Carnegie Mellon neuroscientist Aryn Gittis and her team wanted to know more about how the basal ganglia work, so they zeroed in on a specific structure in the region of the brain called the external globus pallidus (GPe). From there, they targeted two neurons: PV-GPe and Lhx6-GPe. They discovered that by using light to make PV-GPe neurons more active, they could stop abnormal behavior in the basal ganglia.

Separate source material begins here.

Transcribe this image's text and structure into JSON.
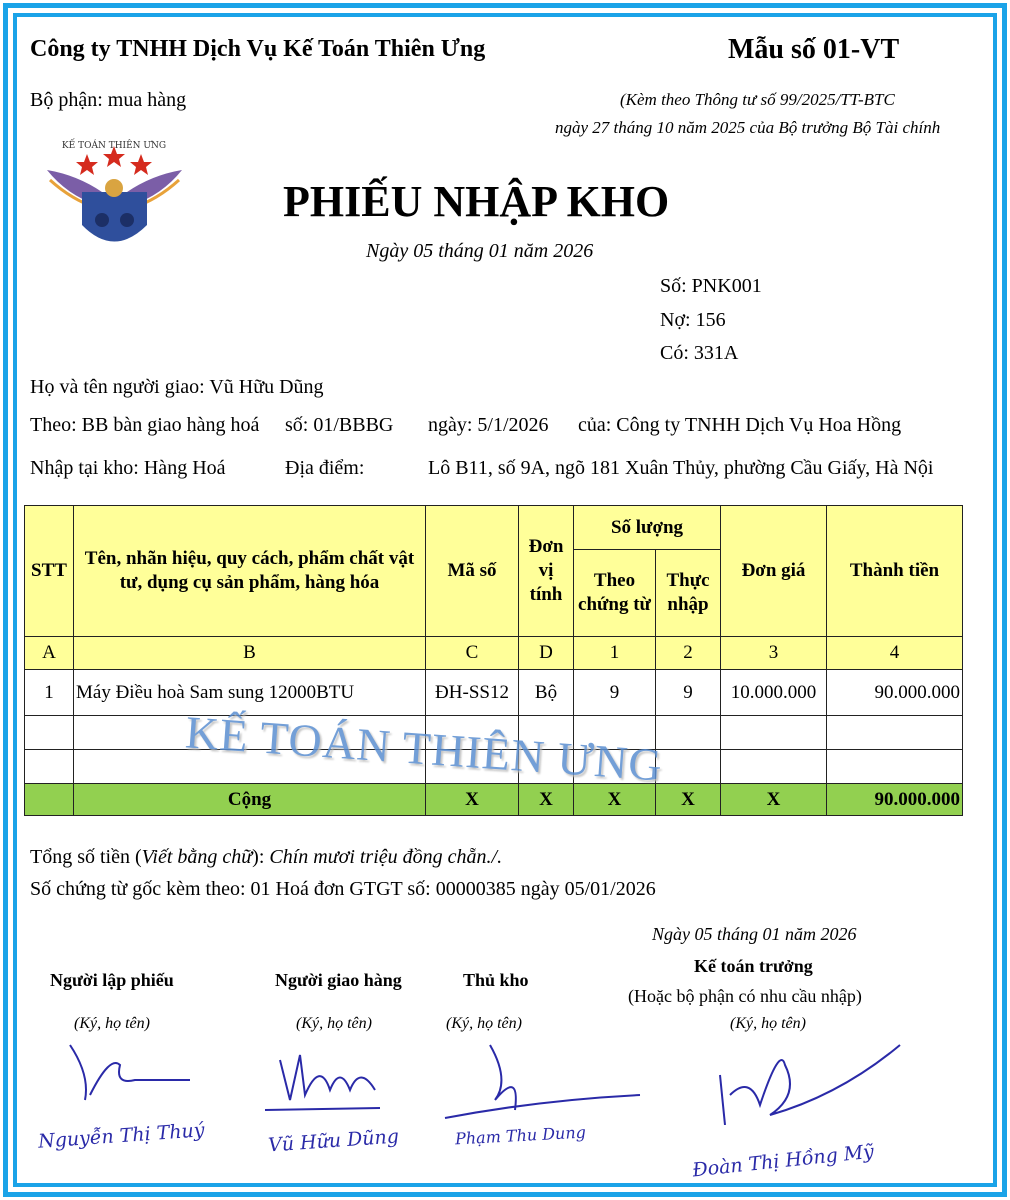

Parkinson’s researchers are eager to move beyond traditional dopamine-targeting treatments, and optogenetics is one of many ideas for doing just that. Last year, researchers at Caltech launched a new company, Axial Biotherapeutics, which is looking for new treatments for the disease in the gut microbiome. AbbVie and Eisai are working with startup BioArctic on an antagonist to the protein alpha-synuclein for the treatment of Parkinson’s. Meanwhile, Merck Serono spinout Prexton Therapeutics is in phase 2 trials of an mGluR4 positive allosteric modulator.
Optogenetics is making headway, too. Last September, Allergan shelled out $60 million for RetroSense Therapeutics, which is developing an optogenetics treatment for retinitis pigmentosa.
Gittis is hopeful her team’s results using optogenetics in mouse models of Parkinson's might lead to a longer-lasting therapy for Parkinson’s. “A major limitation of Parkinson's disease treatments is that they provide transient relief of symptoms,” said Gittis, assistant professor of biological sciences in the Mellon College of Science, in the release. “Symptoms can return rapidly if a drug dose is missed or if deep brain stimulation is discontinued."
The research was published in the journal Nature Neuroscience.
This story has been updated with further details on optogenetics.